About the job
The Artificial General Intelligence (AGI) team is looking for a passionate, talented, and inventive ML Engineer with a strong machine learning background, to build customization capabilities such as fine tuning and distillation. As a ML engineer with the AGI team, you will be responsible for leading the development of novel LLM training techniques and optimizations to advance the state of LLMs. You will collaborate closely with Applied Scientists and leverage Amazon’s heterogeneous data sources and large-scale computing resources to accelerate development of multimodal Large Language Models and Generative Artificial Intelligence solutions.
Responsibilities
Will work with other team engineers to investigate design approaches, prototype new technology and evaluate technical feasibility.
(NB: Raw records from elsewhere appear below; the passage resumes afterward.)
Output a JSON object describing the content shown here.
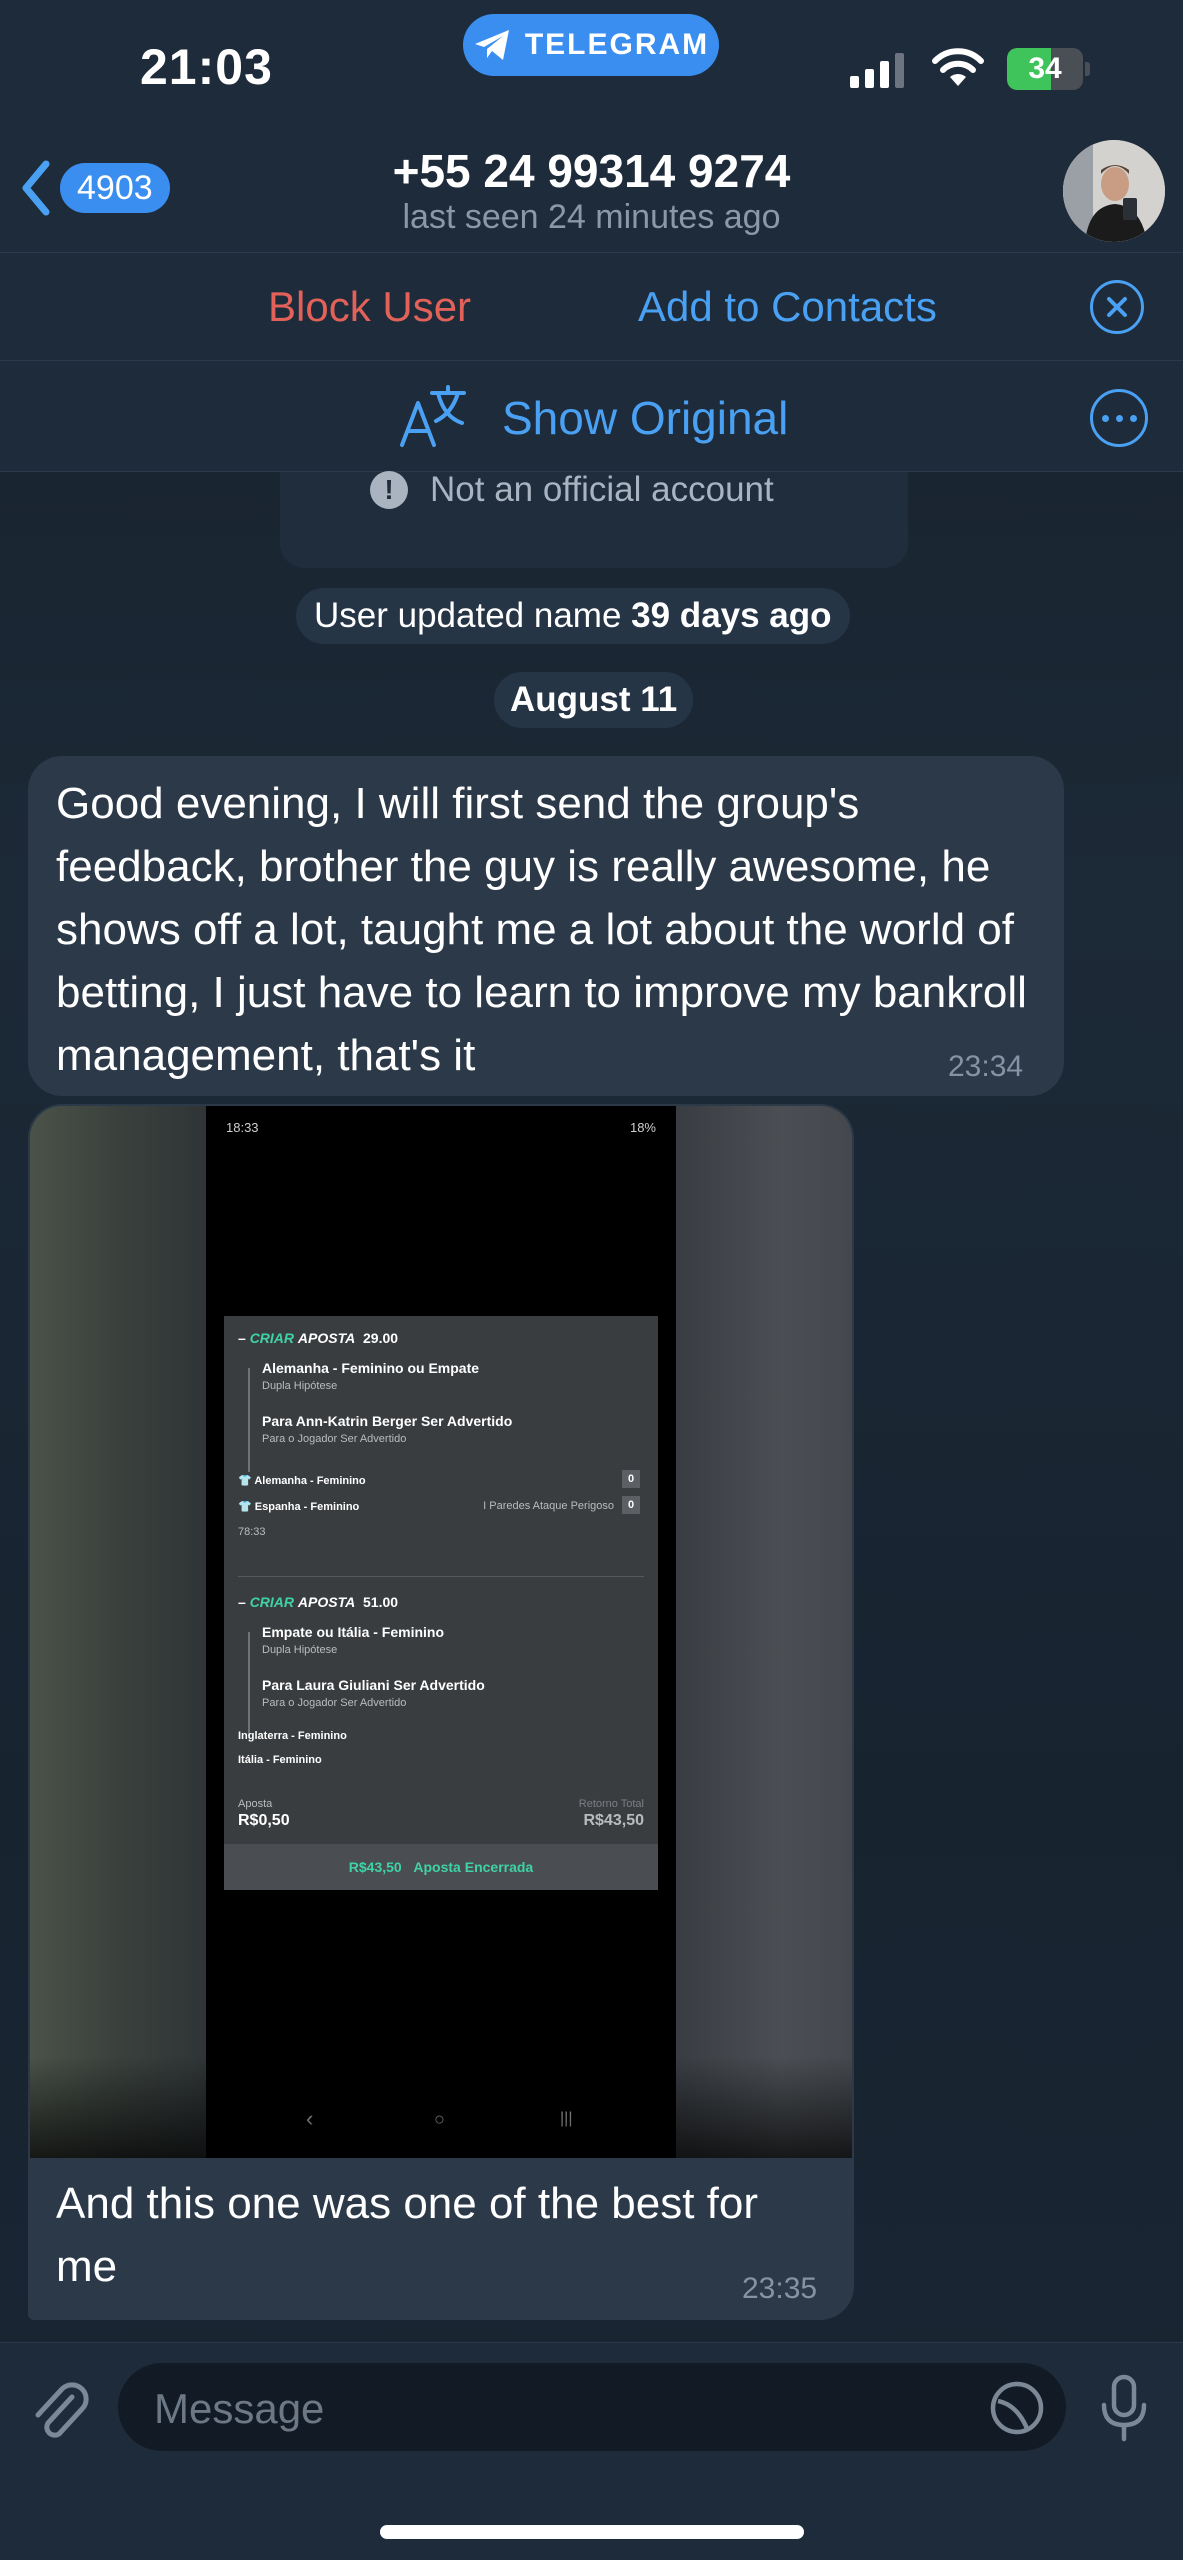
{
  "status_bar": {
    "time": "21:03",
    "app_pill": "TELEGRAM",
    "battery": "34",
    "battery_level_percent": 34
  },
  "header": {
    "back_badge": "4903",
    "title": "+55 24 99314 9274",
    "subtitle": "last seen 24 minutes ago"
  },
  "actions": {
    "block_label": "Block User",
    "add_contacts_label": "Add to Contacts",
    "show_original_label": "Show Original"
  },
  "info": {
    "not_official": "Not an official account"
  },
  "service": {
    "name_update_prefix": "User updated name",
    "name_update_when": "39 days ago",
    "date_divider": "August 11"
  },
  "messages": [
    {
      "text": "Good evening, I will first send the group's feedback, brother the guy is really awesome, he shows off a lot, taught me a lot about the world of betting, I just have to learn to improve my bankroll management, that's it",
      "time": "23:34"
    },
    {
      "text": "And this one was one of the best for me",
      "time": "23:35",
      "photo": {
        "status_time": "18:33",
        "status_right": "18%",
        "bet1": {
          "label_green": "CRIAR",
          "label_white": "APOSTA",
          "odds": "29.00",
          "selections": [
            {
              "title": "Alemanha - Feminino ou Empate",
              "sub": "Dupla Hipótese"
            },
            {
              "title": "Para Ann-Katrin Berger Ser Advertido",
              "sub": "Para o Jogador Ser Advertido"
            }
          ],
          "team1": "Alemanha - Feminino",
          "team1_score": "0",
          "team2": "Espanha - Feminino",
          "team2_score": "0",
          "event_note": "I Paredes Ataque Perigoso",
          "minute": "78:33"
        },
        "bet2": {
          "label_green": "CRIAR",
          "label_white": "APOSTA",
          "odds": "51.00",
          "selections": [
            {
              "title": "Empate ou Itália - Feminino",
              "sub": "Dupla Hipótese"
            },
            {
              "title": "Para Laura Giuliani Ser Advertido",
              "sub": "Para o Jogador Ser Advertido"
            }
          ],
          "team1": "Inglaterra - Feminino",
          "team2": "Itália - Feminino",
          "stake_label": "Aposta",
          "stake_value": "R$0,50",
          "return_label": "Retorno Total",
          "return_value": "R$43,50",
          "closed_amount": "R$43,50",
          "closed_label": "Aposta Encerrada"
        }
      }
    }
  ],
  "composer": {
    "placeholder": "Message"
  },
  "colors": {
    "accent": "#4aa1f3",
    "danger": "#e2625a",
    "bubble": "#2b3949",
    "background": "#1b2633",
    "bet_green": "#3fd3a4"
  },
  "icons": [
    "telegram-plane-icon",
    "chevron-left-icon",
    "close-circle-icon",
    "translate-icon",
    "more-icon",
    "info-icon",
    "paperclip-icon",
    "sticker-icon",
    "microphone-icon"
  ]
}
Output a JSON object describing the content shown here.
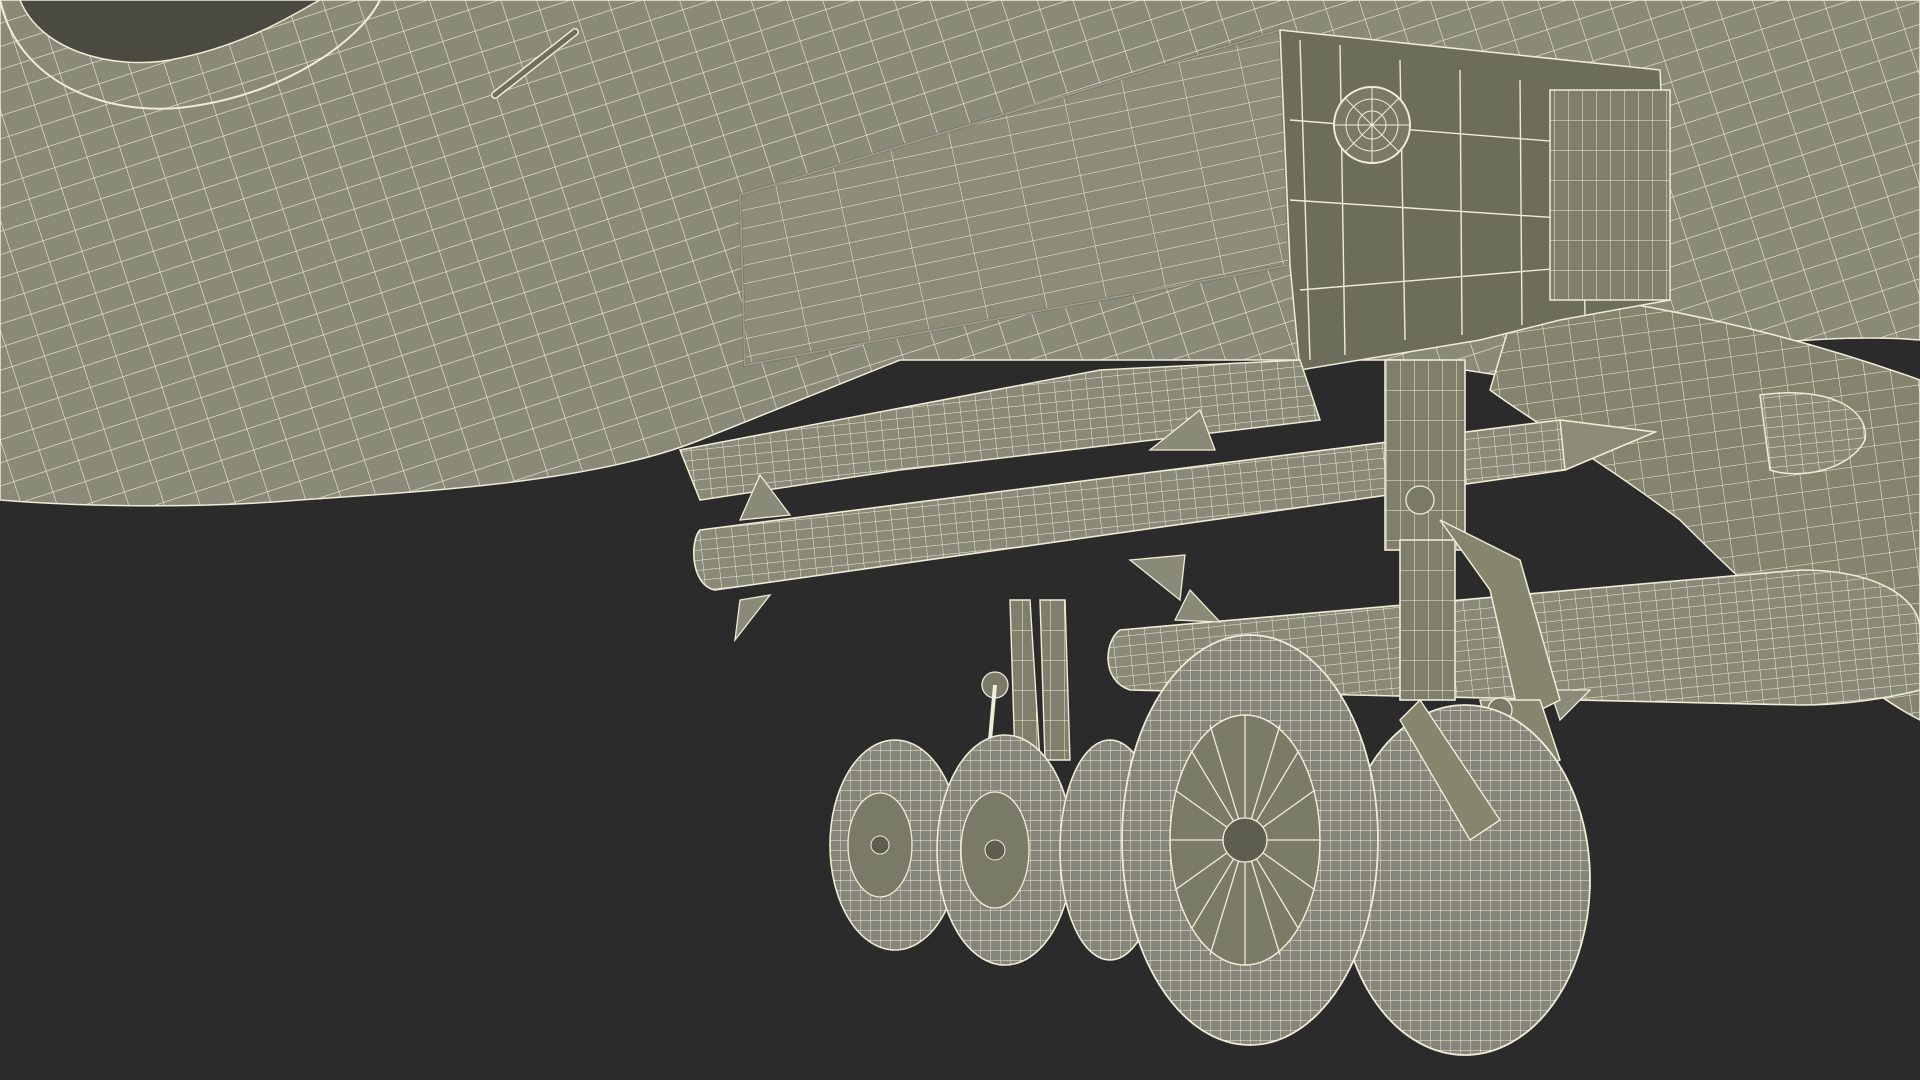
{
  "scene": {
    "subject": "",
    "background_color": "#2b2b2b",
    "surface_color": "#8a8a78",
    "surface_shade_color": "#75755f",
    "wire_color": "#efecd7",
    "dark_gap_color": "#4a4a40"
  }
}
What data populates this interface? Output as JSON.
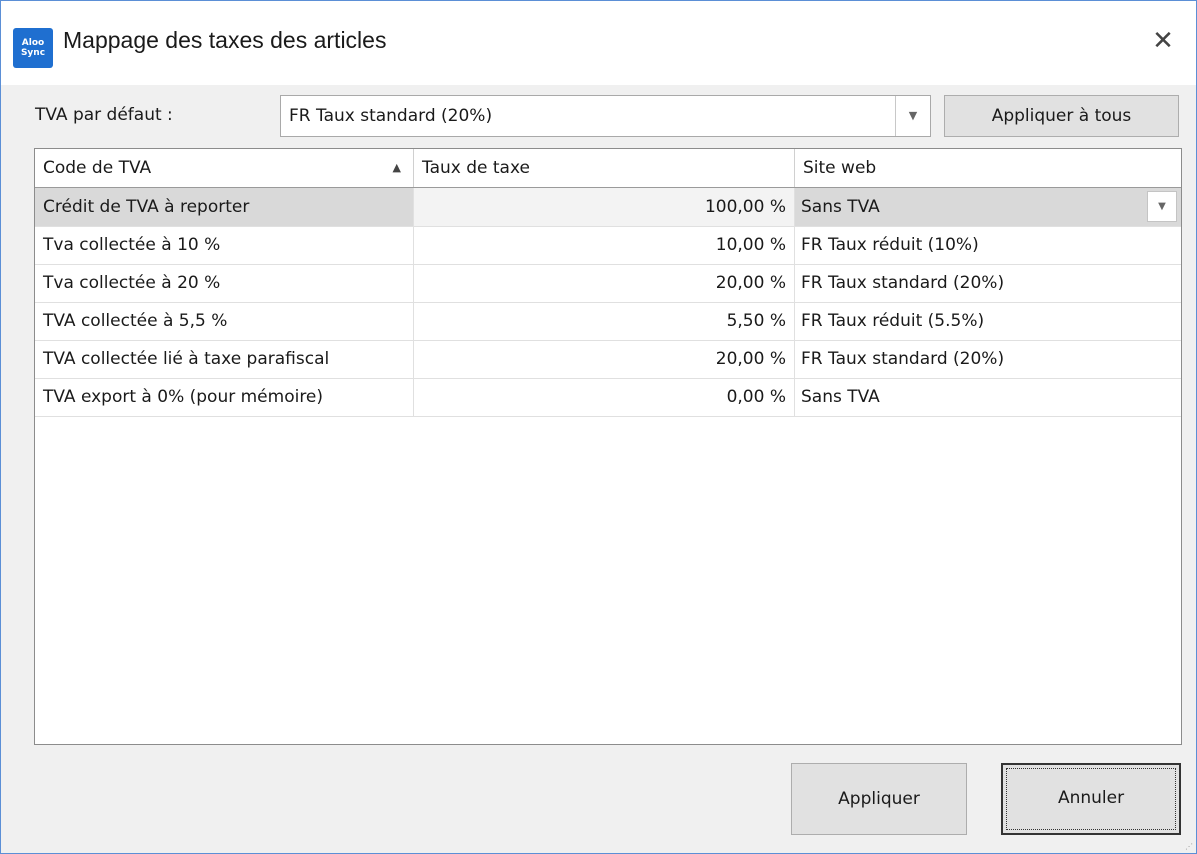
{
  "window": {
    "title": "Mappage des taxes des articles",
    "app_icon_text": "Aloo Sync",
    "close_glyph": "✕"
  },
  "default_tax": {
    "label": "TVA par défaut :",
    "selected": "FR Taux standard (20%)",
    "apply_all_label": "Appliquer à tous"
  },
  "grid": {
    "columns": [
      "Code de TVA",
      "Taux de taxe",
      "Site web"
    ],
    "sort_column": 0,
    "sort_direction": "asc",
    "rows": [
      {
        "code": "Crédit de TVA à reporter",
        "rate": "100,00 %",
        "site": "Sans TVA",
        "selected": true
      },
      {
        "code": "Tva collectée à 10 %",
        "rate": "10,00 %",
        "site": "FR Taux réduit (10%)"
      },
      {
        "code": "Tva collectée à 20 %",
        "rate": "20,00 %",
        "site": "FR Taux standard (20%)"
      },
      {
        "code": "TVA collectée à 5,5 %",
        "rate": "5,50 %",
        "site": "FR Taux réduit (5.5%)"
      },
      {
        "code": "TVA collectée lié à taxe parafiscal",
        "rate": "20,00 %",
        "site": "FR Taux standard (20%)"
      },
      {
        "code": "TVA export à 0% (pour mémoire)",
        "rate": "0,00 %",
        "site": "Sans TVA"
      }
    ]
  },
  "footer": {
    "apply_label": "Appliquer",
    "cancel_label": "Annuler"
  },
  "icons": {
    "app": "app-logo-icon",
    "close": "close-icon",
    "dropdown": "chevron-down-icon",
    "sort": "sort-ascending-icon"
  }
}
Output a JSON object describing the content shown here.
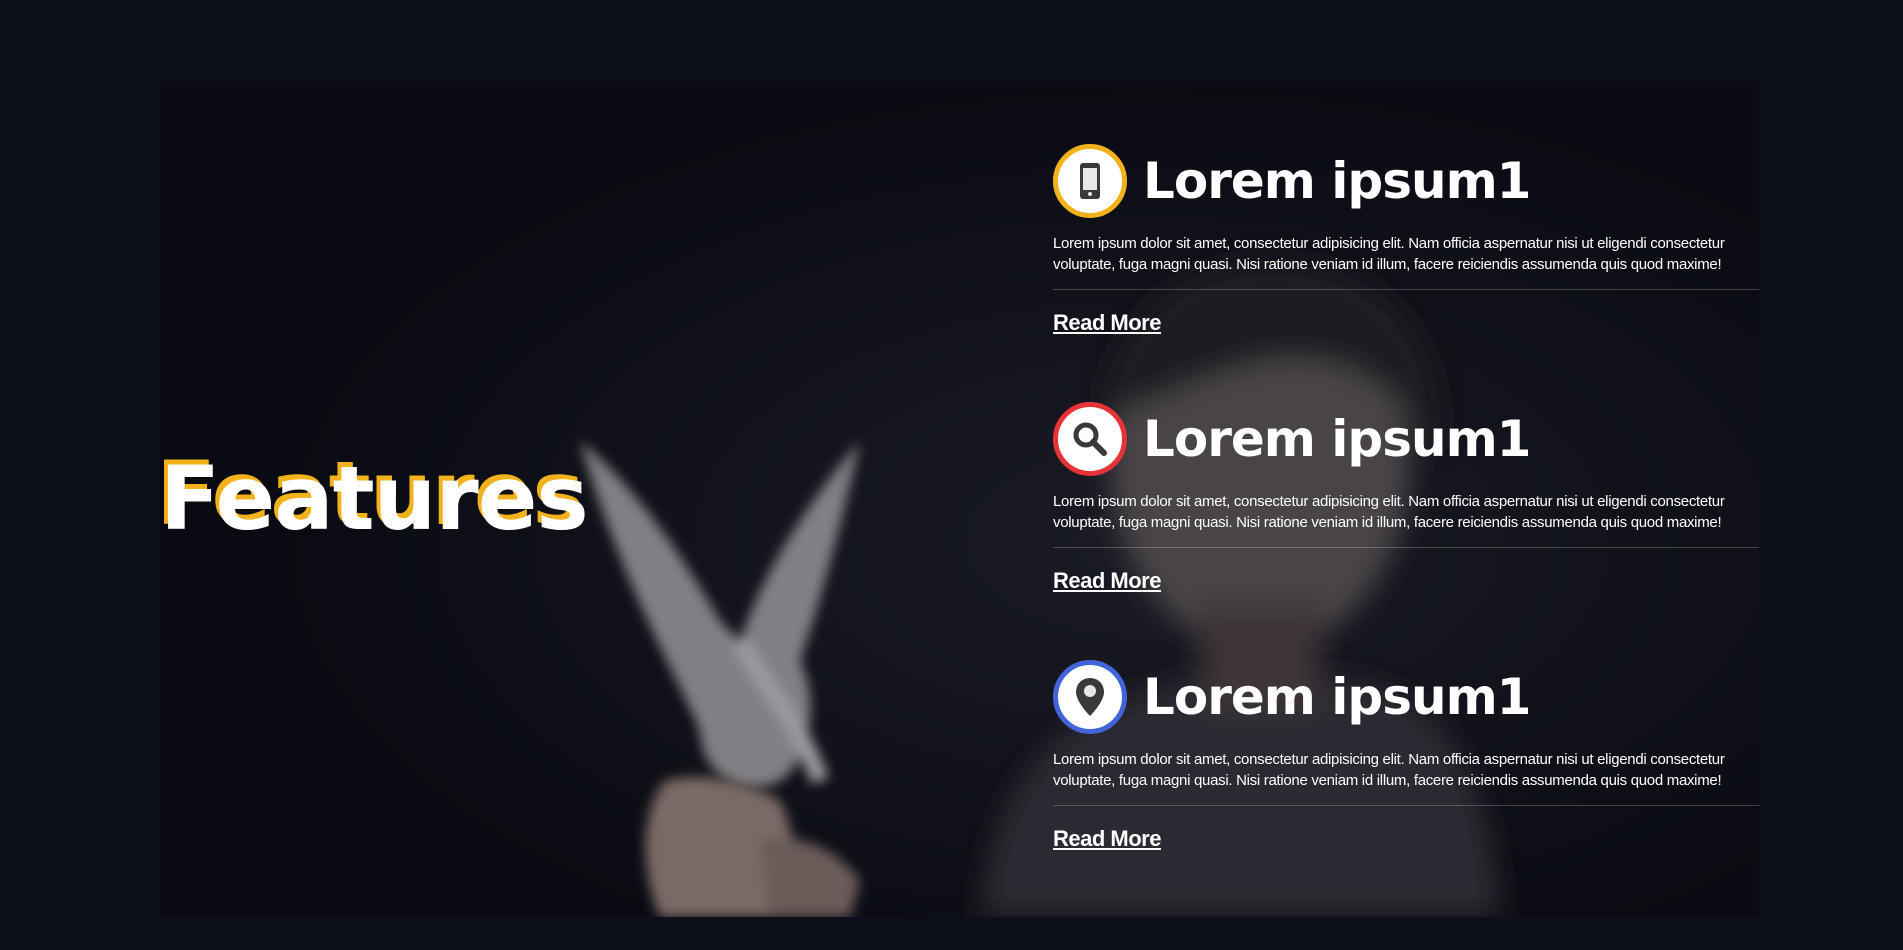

Work closely with Applied scientists to process data, scale machine learning models while optimizing
Will work in an Agile/Scrum environment to deliver high quality software.
Qualifications
Minimum
3+ years of non-internship professional software development experience
Experience in developing and deploying LLMs in production on GPUs, Neuron, TPU or other AI acceleration hardware
2+ years of non-intternship design or architecture (design patterns, reliability and scaling) of new and existing systems experience
Knowledge of machine learning model architecture and inference
3+ years of designing and developing large-scale, multi-tiered, multi-threaded, embedded or distributed software applications, tools, systems, and services using: C#, C++, Java, or Perl experience
Bachelor's degree or foreign equivalent in Computer Science, Engineering, Mathematics, or a related field
Knowledge of ML frameworks including JAX, PyTorch, vLLM, SGLang, Dynamo, TorchXLA, and TensorRT
Preferred
A commitment to team work, hustle, and strong communication skills (to both business and technical partners) are absolute requirements. Creating reliable, scalable, and high performance AI products requires exceptional technical expertise, a sound understanding of the fundamentals of Computer Science and Machine Learning. This person has thrived and succeeded in delivering high quality technology products/services in a hyper-growth environment.